LAHORE, March 15: Punjab Education Foundation (PEF) chairman Raja Muhammad Anwar said at a seminar on “Right to Education” organised by Alif Ailaan, a campaign to end Pakistan's education emergency, on Friday that people demanded that their children be provided quality education near their homes. He said that he had visited across Punjab and found that many primary schools were being run in two rooms that tantamount to multi-grade teaching.

He said the PEF would provide 500,000 vouchers to poor and deserving children in the province in the next five years to help them study free of cost in private schools of their choice.

By 2018, Mr Anwar said, the PEF would provide free educational opportunities to four million out-of-school children. He asked private schools to lend a helping hand in promoting the light of knowledge and open the doors of their institutions to the poor children.

Society for Advancement of Education Executive Director Abbas Rashid said strong political will, planning and resource mobilisation was needed to implement Article 25-A to provide free and compulsory education access to children between 5-16 years of age.

He said the government needed to express its commitment towards providing quality education to children to develop an educated and prosperous Pakistan. Besides ensuring access, Mr Rashid said, providing quality education to children was equally challenging task for any government. “Access to education without quality does not really contribute to the society,” he added.

Jamaat-i-Islami’s Waqas Jafri said the ultimate responsibility of delivering education rested with the government. He said the people in Pakistan were facing an education emergency, which depicted the failure of the state.

Currently, he said, only two-thirds of primary school age children were enrolled in schools in Punjab and among those who attend, almost half of them drop out before completing primary level education. According to official figures, he claimed, the drop-out rate at primary level in Punjab was higher than that in Khyber Pakhtunkhawa.

With elections around the corner, lawyer Rafay Alam said, people must remind the candidates of their responsibilities. He said people were entitled to ask them what they had plans to do to improve literacy and education in Pakistan.

Alif Ailaan’s Imran Khan also spoke on the occasion. Parents, teachers, civil society activists and political representatives were present on the occasion.

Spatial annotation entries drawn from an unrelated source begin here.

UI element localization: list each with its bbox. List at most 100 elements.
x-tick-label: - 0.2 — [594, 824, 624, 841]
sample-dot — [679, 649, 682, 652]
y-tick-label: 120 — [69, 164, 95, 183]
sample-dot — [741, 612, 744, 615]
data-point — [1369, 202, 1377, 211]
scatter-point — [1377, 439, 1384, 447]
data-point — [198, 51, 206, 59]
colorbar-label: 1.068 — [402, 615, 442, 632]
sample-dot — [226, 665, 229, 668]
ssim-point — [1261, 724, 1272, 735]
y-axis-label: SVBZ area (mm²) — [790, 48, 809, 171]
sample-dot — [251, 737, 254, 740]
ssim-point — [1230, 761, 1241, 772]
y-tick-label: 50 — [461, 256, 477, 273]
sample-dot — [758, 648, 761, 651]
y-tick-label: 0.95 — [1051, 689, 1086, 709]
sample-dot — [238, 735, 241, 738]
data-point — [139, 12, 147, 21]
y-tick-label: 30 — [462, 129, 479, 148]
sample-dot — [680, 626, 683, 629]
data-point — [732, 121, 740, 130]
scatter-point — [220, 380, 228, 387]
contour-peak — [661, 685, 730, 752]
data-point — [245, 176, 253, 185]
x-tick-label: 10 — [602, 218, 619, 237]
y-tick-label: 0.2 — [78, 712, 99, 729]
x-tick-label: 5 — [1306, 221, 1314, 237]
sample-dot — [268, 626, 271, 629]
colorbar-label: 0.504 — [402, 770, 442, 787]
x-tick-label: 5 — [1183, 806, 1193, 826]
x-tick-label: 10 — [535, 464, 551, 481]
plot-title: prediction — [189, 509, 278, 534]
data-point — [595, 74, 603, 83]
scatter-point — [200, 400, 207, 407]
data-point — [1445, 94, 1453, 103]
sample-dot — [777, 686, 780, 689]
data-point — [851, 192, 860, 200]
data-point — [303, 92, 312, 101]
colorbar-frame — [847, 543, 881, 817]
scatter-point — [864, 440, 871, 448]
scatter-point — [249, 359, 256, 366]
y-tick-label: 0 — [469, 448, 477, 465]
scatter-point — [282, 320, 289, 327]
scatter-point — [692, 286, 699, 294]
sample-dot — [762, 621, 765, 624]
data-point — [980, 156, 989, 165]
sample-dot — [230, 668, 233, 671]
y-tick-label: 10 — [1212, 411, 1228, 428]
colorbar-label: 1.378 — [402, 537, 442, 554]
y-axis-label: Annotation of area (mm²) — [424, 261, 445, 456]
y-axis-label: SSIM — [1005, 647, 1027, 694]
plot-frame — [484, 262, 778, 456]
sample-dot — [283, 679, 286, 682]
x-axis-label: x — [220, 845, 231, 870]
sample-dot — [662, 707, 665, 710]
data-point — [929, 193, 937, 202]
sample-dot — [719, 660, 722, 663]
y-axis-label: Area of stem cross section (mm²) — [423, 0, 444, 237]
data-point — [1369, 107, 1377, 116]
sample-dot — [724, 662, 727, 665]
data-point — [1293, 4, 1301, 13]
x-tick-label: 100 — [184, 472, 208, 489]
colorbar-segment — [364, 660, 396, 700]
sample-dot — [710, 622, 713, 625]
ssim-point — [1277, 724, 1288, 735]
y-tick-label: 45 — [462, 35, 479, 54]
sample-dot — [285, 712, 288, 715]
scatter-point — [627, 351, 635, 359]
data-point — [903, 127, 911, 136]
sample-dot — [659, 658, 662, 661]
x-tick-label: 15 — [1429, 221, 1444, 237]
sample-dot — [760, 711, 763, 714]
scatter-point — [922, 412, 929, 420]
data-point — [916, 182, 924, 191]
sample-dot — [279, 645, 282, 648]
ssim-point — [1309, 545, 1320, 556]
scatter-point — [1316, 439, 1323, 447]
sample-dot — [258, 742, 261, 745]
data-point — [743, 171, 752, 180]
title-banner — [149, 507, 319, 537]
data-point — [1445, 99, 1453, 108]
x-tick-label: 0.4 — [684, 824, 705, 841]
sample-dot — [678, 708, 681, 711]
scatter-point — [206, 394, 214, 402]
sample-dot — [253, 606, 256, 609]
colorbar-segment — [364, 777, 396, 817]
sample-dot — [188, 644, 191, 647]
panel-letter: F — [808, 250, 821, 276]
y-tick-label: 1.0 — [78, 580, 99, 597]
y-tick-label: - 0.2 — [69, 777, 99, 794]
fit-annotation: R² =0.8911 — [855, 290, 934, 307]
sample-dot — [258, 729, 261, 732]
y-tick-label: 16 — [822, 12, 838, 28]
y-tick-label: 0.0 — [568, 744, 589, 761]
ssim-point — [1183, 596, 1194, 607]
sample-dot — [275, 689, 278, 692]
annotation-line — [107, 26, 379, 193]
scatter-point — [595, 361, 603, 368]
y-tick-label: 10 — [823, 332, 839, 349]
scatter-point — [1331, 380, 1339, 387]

Speakers also called upon political parties to express will and commitment to make education priority – in true sense of the word. They demanded that Article 25-A of the 18th Amendment with regard to fundamental right of free and compulsory education for 5-16 years of age children should be implemented through legislation as early as possible.

Speakers said the Islamabad Capital Territory and the Sindh governments had enacted RTE legislation, while the Punjab government could not come up with a legislation to implement Article 25-A.